Certaines allégories rhétoriques se reflètent en des images qu'apportent un sens j'interviens entre le symbole et la allégorie comme par exemple la représentation de la Balance soutenue par une femme avec les yeux bouchés en représentation de la Justice; ou Cupido en jetant les flèches avec les yeux bouchés.

La métaphore

Il est l'application proprement dite de l'analogía. Une ressource poétique qui répond à la figure de la métaphore. Il répond au même exposé que la comparaison mais en supprimant la référence au comparé, en parlant directement du comparé comme si fût l'objet direct du discours.


Si l'amant lui dit à l'aimée: “tu es la lumière de ma vie”, est évidente que ne lui est pas en comparant avec une “lanterne”; dans tout cas serait avec le “soleil” dans un “sens figuré”; ce que est en train de dire en réalité est que: “ainsi que la lumière (du soleil) est essentiel pour ma vie sans laquelle je ne peux pas habiter, tu es tellement essentiel comme la lumière (du soleil) et sans toi je ne peux pas habiter”. Ce que arrive il est que dit de la première façon est plus “poétique”.

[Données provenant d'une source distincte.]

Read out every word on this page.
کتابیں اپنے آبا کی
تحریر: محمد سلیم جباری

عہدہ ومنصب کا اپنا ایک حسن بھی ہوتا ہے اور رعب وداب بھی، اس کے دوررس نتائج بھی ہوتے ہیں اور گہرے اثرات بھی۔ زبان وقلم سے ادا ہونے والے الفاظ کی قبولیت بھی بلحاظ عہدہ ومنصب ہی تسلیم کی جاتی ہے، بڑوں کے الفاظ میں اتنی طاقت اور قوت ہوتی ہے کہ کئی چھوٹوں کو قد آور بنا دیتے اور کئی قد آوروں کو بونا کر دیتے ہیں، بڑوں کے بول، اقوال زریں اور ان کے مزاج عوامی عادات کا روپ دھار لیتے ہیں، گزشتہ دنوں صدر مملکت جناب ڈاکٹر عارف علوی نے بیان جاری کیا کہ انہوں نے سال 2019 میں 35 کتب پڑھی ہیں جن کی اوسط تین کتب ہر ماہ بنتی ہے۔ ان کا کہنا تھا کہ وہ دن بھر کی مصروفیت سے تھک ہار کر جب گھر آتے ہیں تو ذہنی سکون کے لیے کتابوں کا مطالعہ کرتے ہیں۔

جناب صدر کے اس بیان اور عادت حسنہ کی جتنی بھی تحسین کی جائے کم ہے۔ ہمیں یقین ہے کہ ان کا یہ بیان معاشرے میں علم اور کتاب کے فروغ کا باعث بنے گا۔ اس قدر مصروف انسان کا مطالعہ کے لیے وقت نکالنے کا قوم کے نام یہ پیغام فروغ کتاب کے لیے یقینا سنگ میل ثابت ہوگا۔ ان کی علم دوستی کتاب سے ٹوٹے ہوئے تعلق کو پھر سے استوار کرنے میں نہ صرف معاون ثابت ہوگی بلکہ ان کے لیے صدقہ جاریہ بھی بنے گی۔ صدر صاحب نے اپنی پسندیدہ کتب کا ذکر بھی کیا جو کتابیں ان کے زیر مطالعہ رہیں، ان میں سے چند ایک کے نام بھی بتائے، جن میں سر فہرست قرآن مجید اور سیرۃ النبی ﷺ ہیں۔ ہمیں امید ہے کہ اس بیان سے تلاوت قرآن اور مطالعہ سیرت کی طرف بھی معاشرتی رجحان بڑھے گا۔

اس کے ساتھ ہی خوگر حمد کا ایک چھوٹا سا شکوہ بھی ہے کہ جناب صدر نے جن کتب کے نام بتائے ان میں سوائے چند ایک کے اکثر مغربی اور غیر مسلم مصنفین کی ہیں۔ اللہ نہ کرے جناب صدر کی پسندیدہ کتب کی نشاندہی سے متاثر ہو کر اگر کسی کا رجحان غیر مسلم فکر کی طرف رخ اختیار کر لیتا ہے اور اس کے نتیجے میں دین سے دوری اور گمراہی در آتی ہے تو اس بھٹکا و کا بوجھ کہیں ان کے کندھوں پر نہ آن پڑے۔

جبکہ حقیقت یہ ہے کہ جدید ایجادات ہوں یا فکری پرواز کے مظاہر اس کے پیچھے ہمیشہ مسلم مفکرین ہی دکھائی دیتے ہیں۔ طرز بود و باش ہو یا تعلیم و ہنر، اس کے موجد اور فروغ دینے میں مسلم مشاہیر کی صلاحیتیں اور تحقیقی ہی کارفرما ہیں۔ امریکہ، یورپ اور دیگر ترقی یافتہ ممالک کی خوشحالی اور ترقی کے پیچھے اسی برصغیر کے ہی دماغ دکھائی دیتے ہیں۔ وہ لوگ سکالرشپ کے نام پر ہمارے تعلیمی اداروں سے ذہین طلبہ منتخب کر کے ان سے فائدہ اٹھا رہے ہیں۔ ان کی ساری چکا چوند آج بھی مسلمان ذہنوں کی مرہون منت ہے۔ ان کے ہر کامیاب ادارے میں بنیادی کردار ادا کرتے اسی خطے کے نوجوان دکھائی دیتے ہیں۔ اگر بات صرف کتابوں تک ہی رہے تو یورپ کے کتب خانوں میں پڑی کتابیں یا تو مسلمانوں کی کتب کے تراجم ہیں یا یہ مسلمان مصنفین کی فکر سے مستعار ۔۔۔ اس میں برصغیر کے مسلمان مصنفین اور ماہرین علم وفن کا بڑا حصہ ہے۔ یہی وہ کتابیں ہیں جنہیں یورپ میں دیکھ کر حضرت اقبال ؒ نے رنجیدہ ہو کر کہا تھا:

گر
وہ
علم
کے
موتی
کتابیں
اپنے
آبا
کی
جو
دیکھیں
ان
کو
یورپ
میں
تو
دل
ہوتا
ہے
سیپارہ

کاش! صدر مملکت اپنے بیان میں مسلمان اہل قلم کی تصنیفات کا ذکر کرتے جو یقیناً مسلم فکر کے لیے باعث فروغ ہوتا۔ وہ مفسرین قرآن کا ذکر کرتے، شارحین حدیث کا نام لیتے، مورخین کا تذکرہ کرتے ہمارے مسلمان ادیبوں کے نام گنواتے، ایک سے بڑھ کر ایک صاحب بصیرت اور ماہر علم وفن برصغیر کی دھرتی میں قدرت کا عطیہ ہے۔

L'analogía dans l'apprentissage de la conduite et la technicienne

Article principal: Apprentissage
Article principal: Technique

L'analogía dans l'argumentaire logique

Ce modèle du château Himeji (à échelle 1/20) a été fait en 1995 juste avant que la tour principale fût reconstruida. Il a été fait pour réviser les défauts et détails de la structure et pour examiner les formes pour donner plus force à la construction.

L'analogía ne passerait pas d'être un figure littéraire ou expresiva, rhétorique, sinon fût parce que à l'ombre de cette capacité de comparaison de l'entendement ils se sont forgé les arguments analogiques.

il ne rentre pas doute de que en la littérature et l'art tels arguments ils offrent une richesse expresiva énorme.

Dans la vie quotidienne nous constamment pratiquons des tels raisonnements. Tels arguments, comme des arguments inductivos de constat probable et rhétorique n'ont pas inconvenante quelqu'un. Ils nous rapprochent à la possible connaissance de la vérité le même que n'importe quel raisonnement scientifique.[6] Tels argumentaires peuvent avoir des diverses formes:

Interpolation

Article principal: Interpolation

Extrapolación

Article principal: Extrapolación

La modélisation

Article principal: Modèle

De spéciale importance pour la science et la technicienne est la construction de modèles.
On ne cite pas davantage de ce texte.